AUTHORS' CONCLUSIONS: This meta-analysis suggests that angioplasty provides a short-term clinical advantage over thrombolysis which may not be sustained. Primary angioplasty when available promptly at experienced centres, may be considered the preferred strategy for myocardial reperfusion. In most situations, however, optimal thrombolytic therapy should still be regarded as an excellent reperfusion strategy.
静脉溶栓治疗是急性心肌梗死患者的标准治疗方法,这是基于其广泛的可及性以及在随机试验中充分证明的降低患者死亡率的能力。尽管溶栓治疗已被证实有效,但仍存在局限性。许多患者不符合溶栓治疗的条件。在接受溶栓治疗的患者中,10%至15%的患者梗死相关动脉持续闭塞或再闭塞。因此,直接血管成形术(直接经皮冠状动脉腔内血管成形术)已被提倡作为治疗心肌梗死的更好方法。
确定直接冠状动脉血管成形术在治疗急性心肌梗死患者方面是否优于溶栓治疗。
对Cochrane图书馆(1998年第2期)进行电子检索。检索MEDLINE(至1998年1月);检索综述、试验及先前发表的荟萃分析中的参考文献;并咨询专家。最近一次检索日期为1998年1月。
所有比较直接血管成形术与静脉溶栓治疗急性心肌梗死患者的无混杂因素的随机对照试验。
至少两名独立的审阅者提取有关发病率、死亡率及试验特征的数据。评估以下结局:研究结束时的总死亡率、再梗死、任何类型的中风、死亡和再梗死的复合终点、复发性缺血、严重出血及冠状动脉搭桥术。
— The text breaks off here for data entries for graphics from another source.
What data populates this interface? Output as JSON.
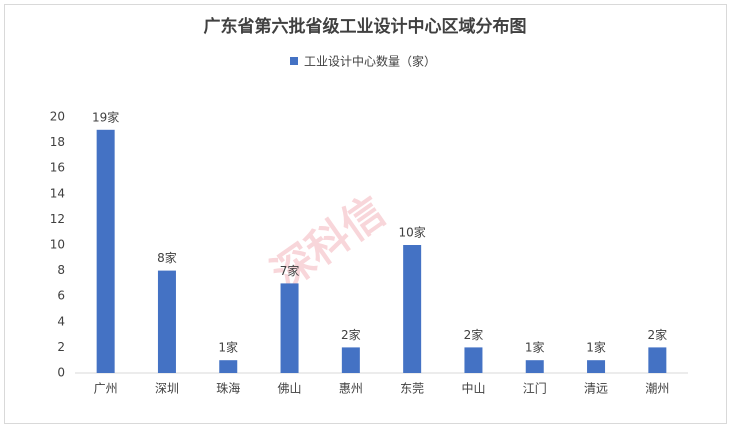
{
  "chart_data": {
    "type": "bar",
    "title": "广东省第六批省级工业设计中心区域分布图",
    "watermark": "深科信",
    "series": [
      {
        "name": "工业设计中心数量（家）",
        "color": "#4472c4",
        "values": [
          19,
          8,
          1,
          7,
          2,
          10,
          2,
          1,
          1,
          2
        ],
        "value_labels": [
          "19家",
          "8家",
          "1家",
          "7家",
          "2家",
          "10家",
          "2家",
          "1家",
          "1家",
          "2家"
        ]
      }
    ],
    "categories": [
      "广州",
      "深圳",
      "珠海",
      "佛山",
      "惠州",
      "东莞",
      "中山",
      "江门",
      "清远",
      "潮州"
    ],
    "ylim": [
      0,
      20
    ],
    "yticks": [
      0,
      2,
      4,
      6,
      8,
      10,
      12,
      14,
      16,
      18,
      20
    ],
    "grid": false,
    "legend": "top"
  }
}
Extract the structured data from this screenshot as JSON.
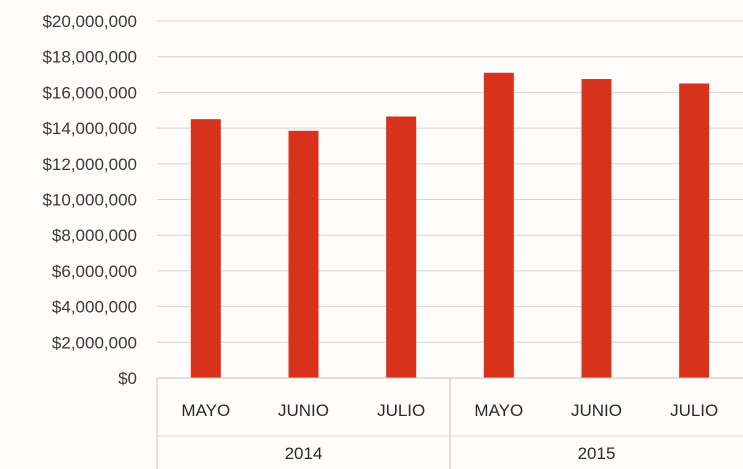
{
  "chart_data": {
    "type": "bar",
    "title": "",
    "xlabel": "",
    "ylabel": "",
    "ylim": [
      0,
      20000000
    ],
    "y_ticks": [
      "$0",
      "$2,000,000",
      "$4,000,000",
      "$6,000,000",
      "$8,000,000",
      "$10,000,000",
      "$12,000,000",
      "$14,000,000",
      "$16,000,000",
      "$18,000,000",
      "$20,000,000"
    ],
    "groups": [
      {
        "label": "2014",
        "categories": [
          "MAYO",
          "JUNIO",
          "JULIO"
        ]
      },
      {
        "label": "2015",
        "categories": [
          "MAYO",
          "JUNIO",
          "JULIO"
        ]
      }
    ],
    "categories": [
      "MAYO",
      "JUNIO",
      "JULIO",
      "MAYO",
      "JUNIO",
      "JULIO"
    ],
    "values": [
      14500000,
      13850000,
      14650000,
      17100000,
      16750000,
      16500000
    ],
    "bar_color": "#d8321c",
    "grid": true,
    "legend": "none"
  }
}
共确定了10项试验,涉及2573名受试者。与溶栓治疗相比,直接血管成形术与研究结束时短期死亡率的显著降低相关(风险相对降低RRR = 32%,95%可信区间CI = 5%;50%)。再梗死率(RRR = 52%,95%CI = 30%;67%)、复发性缺血(RRR = 54%;95%CI = 39%,66%)以及死亡或再梗死的综合标准(RRR = 46%;95%CI = 30%;58%)也有类似程度的降低。任何原因导致的中风发生率显著降低了66%(95%CI = 28%;84%)。大出血发生率未观察到显著差异(相对危险度RR = 1.18,95%CI = 0.73;1.90),但可信区间较宽。与链激酶相比,加速组织型纤溶酶原激活剂(t-PA)在复合终点(死亡率和再梗死)方面,直接血管成形术优于溶栓治疗的优势较小(RR = 0.70,95%CI = 0.51;0.97),而链激酶组为(RR = 0.30,95%CI = 0.17;0.53)。规模最大且最新的试验Gusto 2B(GUSTO - 2B 97),该试验涉及综合及高度专业化中心,结果不太理想。
该荟萃分析表明,血管成形术在短期内比溶栓治疗具有临床优势,但这种优势可能无法持续。在有经验的中心能够及时进行直接血管成形术时,可将其视为心肌再灌注的首选策略。然而,在大多数情况下,最佳溶栓治疗仍应被视为一种出色的再灌注策略。